Given a context word $c$ and a target word $w$, the problem can be solved using a logistic regressor (i.e., use the dot product to measure vector similarity):
\[
\prob{\texttt{+} | w, c} = \sigma(\vec{c} \cdot \vec{w})
\qquad
\prob{\texttt{-} | w, c} = 1 - \prob{\texttt{+} | w, c}
\]
where $\vec{w} \in \mathbb{R}^{d}$ and $\vec{c} \in \mathbb{R}^{d}$ are the columns of the learned embedding matrix for the words $w$ and $c$, respectively.

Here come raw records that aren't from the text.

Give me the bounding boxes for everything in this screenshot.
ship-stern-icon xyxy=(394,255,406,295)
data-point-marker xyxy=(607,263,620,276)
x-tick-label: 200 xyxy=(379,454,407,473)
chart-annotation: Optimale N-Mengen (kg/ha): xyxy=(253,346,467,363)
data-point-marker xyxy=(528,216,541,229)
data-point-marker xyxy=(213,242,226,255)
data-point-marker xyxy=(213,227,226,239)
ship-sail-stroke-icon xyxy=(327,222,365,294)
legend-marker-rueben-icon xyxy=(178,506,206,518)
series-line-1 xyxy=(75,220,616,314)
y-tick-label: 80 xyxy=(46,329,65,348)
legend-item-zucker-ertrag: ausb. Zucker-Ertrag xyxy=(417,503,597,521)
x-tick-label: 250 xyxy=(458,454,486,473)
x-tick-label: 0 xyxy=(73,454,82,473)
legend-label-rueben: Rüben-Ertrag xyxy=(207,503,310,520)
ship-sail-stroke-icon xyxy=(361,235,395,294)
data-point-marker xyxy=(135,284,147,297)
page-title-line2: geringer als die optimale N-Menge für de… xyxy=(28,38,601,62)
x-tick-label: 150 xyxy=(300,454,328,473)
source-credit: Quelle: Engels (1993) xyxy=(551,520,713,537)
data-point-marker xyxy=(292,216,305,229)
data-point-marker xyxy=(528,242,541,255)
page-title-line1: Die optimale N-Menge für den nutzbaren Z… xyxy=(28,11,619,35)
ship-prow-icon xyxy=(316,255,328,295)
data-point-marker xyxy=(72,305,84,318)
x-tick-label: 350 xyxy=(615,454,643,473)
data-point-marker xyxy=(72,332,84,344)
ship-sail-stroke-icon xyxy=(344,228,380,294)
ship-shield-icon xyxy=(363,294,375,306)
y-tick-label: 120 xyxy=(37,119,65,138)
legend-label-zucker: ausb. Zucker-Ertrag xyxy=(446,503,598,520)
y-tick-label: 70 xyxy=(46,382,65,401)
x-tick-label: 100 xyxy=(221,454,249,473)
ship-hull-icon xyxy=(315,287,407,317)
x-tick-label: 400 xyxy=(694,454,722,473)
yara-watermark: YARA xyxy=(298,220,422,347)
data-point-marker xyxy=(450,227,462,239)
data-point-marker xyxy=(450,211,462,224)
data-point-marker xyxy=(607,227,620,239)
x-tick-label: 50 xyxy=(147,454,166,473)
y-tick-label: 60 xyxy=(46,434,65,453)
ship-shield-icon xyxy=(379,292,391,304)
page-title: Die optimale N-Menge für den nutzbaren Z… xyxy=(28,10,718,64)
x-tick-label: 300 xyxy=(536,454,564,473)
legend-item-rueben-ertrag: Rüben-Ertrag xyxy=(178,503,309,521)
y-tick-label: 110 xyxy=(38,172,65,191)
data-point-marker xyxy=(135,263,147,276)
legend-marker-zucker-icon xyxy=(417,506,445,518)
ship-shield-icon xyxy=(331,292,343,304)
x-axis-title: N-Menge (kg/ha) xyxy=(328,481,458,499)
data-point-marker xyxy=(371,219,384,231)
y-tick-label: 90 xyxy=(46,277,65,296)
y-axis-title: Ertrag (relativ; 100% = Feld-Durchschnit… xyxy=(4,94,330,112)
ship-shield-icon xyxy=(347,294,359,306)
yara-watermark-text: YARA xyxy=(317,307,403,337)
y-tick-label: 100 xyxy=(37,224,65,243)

Moreover, it is assumed that context words are independent, therefore, if the context is a sequence, it is computed as follows::
\[ \prob{\texttt{+} | w, c_{1..L}} = \prod_{i=1}^{L} \sigma(\vec{c}_i \cdot \vec{w}) \]
\begin{description}
\item[Training]
Given a text corpus, chosen target words and their neighbors are considered positive examples. Negative examples are obtained by randomly sampling other words.
When training, two variants are possible:
\begin{descriptionlist}
\item[Continuous bag-of-words (CBOW)]
Given the context words, predict the target word.
\item[Skip-grams]
Given the target word, predict the (position independent) context words.
\end{descriptionlist}
\begin{figure}[H]
\centering
\includegraphics[width=0.65\linewidth]{./img/word2vec_alternatives.png}
\end{figure}
\end{description}
\begin{remark}
In practice, Word2vec learns two sets of embeddings $\matr{W} \in \mathbb{R}^{|V| \times d}$ and $\matr{C} \in \mathbb{R}^{|V| \times d}$ for the target and context words, respectively. At the end, they can either be averaged, concatenated, or one can be dropped.
\end{remark}
\end{description} \end{description}